Designed to appeal to the book lover, the Macmillan Collector's Library is a series of beautifully bound pocket-sized gift editions of much loved classic titles. Bound in real cloth, printed on high quality paper, and featuring ribbon markers and gilt edges, Macmillan Collector's Library are books to love and treasure. This beautiful Macmillan Collector's Library edition features an afterword by David Stuart Davies.

In The Great Gatsby F. Scott Fitzgerald captures the flamboyance, the carelessness and the cruelty of the wealthy during America's Jazz Age.

The Great Gatsby lives mysteriously in a luxurious Long Island mansion, playing lavish host to hundreds of people. And yet no one seems to know him or how he became so rich. He is rumored to be everything from a German spy to a war hero. People clamour for invitations to his wild parties. But Jay Gatsby doesn't heed them. He cares for one person alone - Daisy Buchanan, the woman he has waited for all his life.

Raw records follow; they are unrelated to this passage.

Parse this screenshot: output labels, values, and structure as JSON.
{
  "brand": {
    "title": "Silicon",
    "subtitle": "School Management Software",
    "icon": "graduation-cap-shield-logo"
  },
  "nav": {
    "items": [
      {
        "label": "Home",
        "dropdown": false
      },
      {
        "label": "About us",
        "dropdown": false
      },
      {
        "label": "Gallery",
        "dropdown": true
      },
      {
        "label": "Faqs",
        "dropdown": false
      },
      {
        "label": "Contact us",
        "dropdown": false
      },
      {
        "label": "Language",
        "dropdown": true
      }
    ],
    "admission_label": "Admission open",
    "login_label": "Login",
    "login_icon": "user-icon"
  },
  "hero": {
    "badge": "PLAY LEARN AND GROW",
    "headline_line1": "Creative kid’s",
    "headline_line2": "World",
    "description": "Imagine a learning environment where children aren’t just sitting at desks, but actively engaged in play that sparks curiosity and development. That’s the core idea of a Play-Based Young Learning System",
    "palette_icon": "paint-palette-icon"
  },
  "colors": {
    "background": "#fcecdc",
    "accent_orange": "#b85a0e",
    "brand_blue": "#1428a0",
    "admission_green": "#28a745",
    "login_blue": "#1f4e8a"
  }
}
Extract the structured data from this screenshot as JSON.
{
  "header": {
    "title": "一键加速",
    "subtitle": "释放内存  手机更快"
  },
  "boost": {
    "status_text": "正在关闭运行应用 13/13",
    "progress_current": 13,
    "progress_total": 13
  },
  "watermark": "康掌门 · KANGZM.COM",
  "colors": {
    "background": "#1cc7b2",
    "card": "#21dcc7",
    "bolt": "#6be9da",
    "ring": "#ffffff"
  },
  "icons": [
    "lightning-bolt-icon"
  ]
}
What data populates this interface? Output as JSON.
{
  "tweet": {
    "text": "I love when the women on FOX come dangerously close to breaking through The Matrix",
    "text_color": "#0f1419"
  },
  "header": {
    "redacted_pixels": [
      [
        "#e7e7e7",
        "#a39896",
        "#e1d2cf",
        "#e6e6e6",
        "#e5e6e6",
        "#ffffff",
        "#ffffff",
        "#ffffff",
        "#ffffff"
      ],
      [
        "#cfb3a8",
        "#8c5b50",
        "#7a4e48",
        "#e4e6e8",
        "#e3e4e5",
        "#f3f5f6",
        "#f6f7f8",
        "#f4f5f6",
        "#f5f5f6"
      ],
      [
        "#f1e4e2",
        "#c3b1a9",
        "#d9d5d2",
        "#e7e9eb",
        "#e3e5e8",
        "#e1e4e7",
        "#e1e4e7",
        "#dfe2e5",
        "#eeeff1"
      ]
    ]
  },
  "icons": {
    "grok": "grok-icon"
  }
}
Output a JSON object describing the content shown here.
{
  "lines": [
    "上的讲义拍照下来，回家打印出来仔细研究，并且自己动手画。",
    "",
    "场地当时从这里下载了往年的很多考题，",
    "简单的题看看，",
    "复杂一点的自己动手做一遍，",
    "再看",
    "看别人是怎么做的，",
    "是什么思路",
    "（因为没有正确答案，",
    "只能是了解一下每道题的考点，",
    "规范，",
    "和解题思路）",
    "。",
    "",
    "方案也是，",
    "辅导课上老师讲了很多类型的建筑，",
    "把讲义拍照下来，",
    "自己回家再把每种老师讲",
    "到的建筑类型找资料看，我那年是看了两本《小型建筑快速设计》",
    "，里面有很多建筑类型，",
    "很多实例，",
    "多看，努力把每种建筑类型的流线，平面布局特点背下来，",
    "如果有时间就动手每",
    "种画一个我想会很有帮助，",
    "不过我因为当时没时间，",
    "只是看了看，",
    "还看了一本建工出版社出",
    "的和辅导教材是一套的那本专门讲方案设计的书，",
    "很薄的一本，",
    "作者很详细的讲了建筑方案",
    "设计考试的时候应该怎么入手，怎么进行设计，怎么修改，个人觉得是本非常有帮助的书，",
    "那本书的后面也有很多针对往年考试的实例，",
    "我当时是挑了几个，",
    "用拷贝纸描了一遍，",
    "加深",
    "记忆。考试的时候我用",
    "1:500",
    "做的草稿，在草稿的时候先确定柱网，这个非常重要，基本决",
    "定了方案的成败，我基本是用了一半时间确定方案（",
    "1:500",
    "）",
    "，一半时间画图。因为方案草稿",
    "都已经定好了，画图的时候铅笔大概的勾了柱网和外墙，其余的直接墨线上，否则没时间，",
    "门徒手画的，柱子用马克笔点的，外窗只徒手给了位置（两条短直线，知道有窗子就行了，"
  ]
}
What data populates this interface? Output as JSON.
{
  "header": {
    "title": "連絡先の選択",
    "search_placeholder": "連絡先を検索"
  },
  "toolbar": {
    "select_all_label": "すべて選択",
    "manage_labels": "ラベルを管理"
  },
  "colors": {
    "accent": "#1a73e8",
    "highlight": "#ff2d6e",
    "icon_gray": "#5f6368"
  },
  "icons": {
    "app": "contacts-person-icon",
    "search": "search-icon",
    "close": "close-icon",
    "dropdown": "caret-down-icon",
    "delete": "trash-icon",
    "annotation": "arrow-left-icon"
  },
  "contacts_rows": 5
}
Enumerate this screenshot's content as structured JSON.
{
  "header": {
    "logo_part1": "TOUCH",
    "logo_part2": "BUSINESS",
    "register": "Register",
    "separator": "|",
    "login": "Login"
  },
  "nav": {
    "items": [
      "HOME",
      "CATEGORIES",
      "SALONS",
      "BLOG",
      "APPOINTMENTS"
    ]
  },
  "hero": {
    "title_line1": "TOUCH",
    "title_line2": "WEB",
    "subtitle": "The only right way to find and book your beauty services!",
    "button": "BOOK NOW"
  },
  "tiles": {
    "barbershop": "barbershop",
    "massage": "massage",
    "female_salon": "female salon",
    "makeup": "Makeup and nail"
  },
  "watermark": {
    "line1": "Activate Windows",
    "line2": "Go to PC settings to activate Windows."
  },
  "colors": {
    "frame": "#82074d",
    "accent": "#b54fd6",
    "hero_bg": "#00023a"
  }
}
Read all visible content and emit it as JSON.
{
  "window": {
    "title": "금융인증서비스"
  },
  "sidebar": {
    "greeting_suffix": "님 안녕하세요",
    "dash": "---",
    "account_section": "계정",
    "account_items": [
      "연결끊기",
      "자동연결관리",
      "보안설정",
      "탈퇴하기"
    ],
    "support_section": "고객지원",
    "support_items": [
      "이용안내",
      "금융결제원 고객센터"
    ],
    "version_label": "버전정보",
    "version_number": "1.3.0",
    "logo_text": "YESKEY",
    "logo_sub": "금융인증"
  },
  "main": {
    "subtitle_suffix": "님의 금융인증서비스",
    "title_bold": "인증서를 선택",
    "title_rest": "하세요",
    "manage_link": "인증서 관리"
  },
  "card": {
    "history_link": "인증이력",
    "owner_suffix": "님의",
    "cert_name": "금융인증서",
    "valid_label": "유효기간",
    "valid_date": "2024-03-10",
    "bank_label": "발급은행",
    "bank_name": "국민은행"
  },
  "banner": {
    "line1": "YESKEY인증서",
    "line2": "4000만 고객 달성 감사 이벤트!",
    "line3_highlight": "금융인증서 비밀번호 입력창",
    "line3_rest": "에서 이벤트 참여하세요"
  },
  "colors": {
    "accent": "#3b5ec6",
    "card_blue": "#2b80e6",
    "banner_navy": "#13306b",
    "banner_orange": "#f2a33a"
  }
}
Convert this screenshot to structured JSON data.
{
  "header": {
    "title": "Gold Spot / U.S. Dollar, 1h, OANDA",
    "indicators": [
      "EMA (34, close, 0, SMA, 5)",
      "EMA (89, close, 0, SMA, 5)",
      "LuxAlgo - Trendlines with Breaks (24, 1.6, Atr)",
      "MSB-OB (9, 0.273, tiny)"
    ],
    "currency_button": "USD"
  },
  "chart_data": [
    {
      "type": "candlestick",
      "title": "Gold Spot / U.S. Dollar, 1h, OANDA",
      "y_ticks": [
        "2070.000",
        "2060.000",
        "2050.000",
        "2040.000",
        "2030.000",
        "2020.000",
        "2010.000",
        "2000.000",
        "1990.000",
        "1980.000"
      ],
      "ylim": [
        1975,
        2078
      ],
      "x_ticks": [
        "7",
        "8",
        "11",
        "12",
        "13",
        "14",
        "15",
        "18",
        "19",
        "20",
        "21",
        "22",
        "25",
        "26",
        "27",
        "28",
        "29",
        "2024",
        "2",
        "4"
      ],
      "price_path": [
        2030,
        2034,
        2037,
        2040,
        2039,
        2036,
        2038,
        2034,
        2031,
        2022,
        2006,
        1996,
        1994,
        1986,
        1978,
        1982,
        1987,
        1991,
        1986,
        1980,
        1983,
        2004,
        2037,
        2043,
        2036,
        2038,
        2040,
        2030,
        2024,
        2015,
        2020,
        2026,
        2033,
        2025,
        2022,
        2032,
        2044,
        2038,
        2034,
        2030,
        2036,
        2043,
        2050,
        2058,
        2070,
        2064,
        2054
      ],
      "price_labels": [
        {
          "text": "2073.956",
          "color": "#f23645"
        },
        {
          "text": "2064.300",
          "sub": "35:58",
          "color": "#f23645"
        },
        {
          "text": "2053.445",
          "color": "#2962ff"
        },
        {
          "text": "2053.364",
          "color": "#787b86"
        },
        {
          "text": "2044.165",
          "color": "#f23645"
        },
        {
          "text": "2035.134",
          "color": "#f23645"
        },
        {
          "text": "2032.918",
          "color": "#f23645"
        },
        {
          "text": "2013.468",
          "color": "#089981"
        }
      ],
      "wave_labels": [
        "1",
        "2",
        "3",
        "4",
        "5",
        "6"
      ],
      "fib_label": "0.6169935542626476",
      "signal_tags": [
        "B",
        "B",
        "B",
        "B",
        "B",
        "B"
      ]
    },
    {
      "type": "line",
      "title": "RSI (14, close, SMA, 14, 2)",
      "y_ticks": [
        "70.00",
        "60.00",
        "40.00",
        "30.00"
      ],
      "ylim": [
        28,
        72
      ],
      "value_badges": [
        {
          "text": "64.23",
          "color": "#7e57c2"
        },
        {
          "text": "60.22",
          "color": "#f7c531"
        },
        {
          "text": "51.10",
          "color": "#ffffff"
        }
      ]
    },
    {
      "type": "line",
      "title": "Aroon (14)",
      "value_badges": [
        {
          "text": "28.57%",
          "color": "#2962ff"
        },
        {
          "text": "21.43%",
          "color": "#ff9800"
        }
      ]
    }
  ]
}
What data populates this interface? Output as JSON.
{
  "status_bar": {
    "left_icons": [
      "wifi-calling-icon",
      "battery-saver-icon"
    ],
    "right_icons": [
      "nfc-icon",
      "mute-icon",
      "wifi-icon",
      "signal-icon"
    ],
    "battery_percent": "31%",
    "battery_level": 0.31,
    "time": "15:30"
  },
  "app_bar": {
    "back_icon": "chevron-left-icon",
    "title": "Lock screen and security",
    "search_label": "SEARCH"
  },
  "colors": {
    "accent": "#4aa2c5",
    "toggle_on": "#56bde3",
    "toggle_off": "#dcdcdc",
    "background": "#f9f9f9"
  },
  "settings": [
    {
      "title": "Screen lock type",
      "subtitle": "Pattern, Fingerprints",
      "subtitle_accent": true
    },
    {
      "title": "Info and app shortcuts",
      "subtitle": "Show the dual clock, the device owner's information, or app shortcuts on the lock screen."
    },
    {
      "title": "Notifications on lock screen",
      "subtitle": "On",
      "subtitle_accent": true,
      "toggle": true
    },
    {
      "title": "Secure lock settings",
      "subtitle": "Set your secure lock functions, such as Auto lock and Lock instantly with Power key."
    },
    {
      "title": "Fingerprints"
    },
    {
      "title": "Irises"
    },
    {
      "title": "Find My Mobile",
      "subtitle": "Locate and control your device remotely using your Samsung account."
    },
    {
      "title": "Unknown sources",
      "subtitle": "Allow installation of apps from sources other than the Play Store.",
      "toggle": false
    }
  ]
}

Little does he know that his infatuation will lead to tragedy and end in murder.

OF NOTE: Fitzgerald also wrote to Willa Cather that he had borrowed elements of Marian Forrester's character in A Lost Lady (1923) for his depiction of Daisy Buchanan.

Macmillan Collector's Library: 2021 (original published in 1925) | Hardbound: 192 pages

 

About the Author

Among the “Lost Generation” of writers that came of age during the Roaring Twenties, the work of F. Scott Fitzgerald (1896–1940) epitomized “The Jazz Age”: a period of declining traditional values, prohibition and speakeasies, and great artistic leaps. Fitzgerald’s first novel, This Side of Paradise, was a financial success, but subsequent ones, including his masterpiece, The Great Gatsby, sold poorly. In need of money, he turned to writing commercial short stories and Hollywood scripts, while his lifelong alcoholism destroyed his health and led to an early death. The 1945 reissue of The Great Gatsby spurred a wide resurgence of interest, and Fitzgerald is now considered one of the greatest American writers of the twentieth century.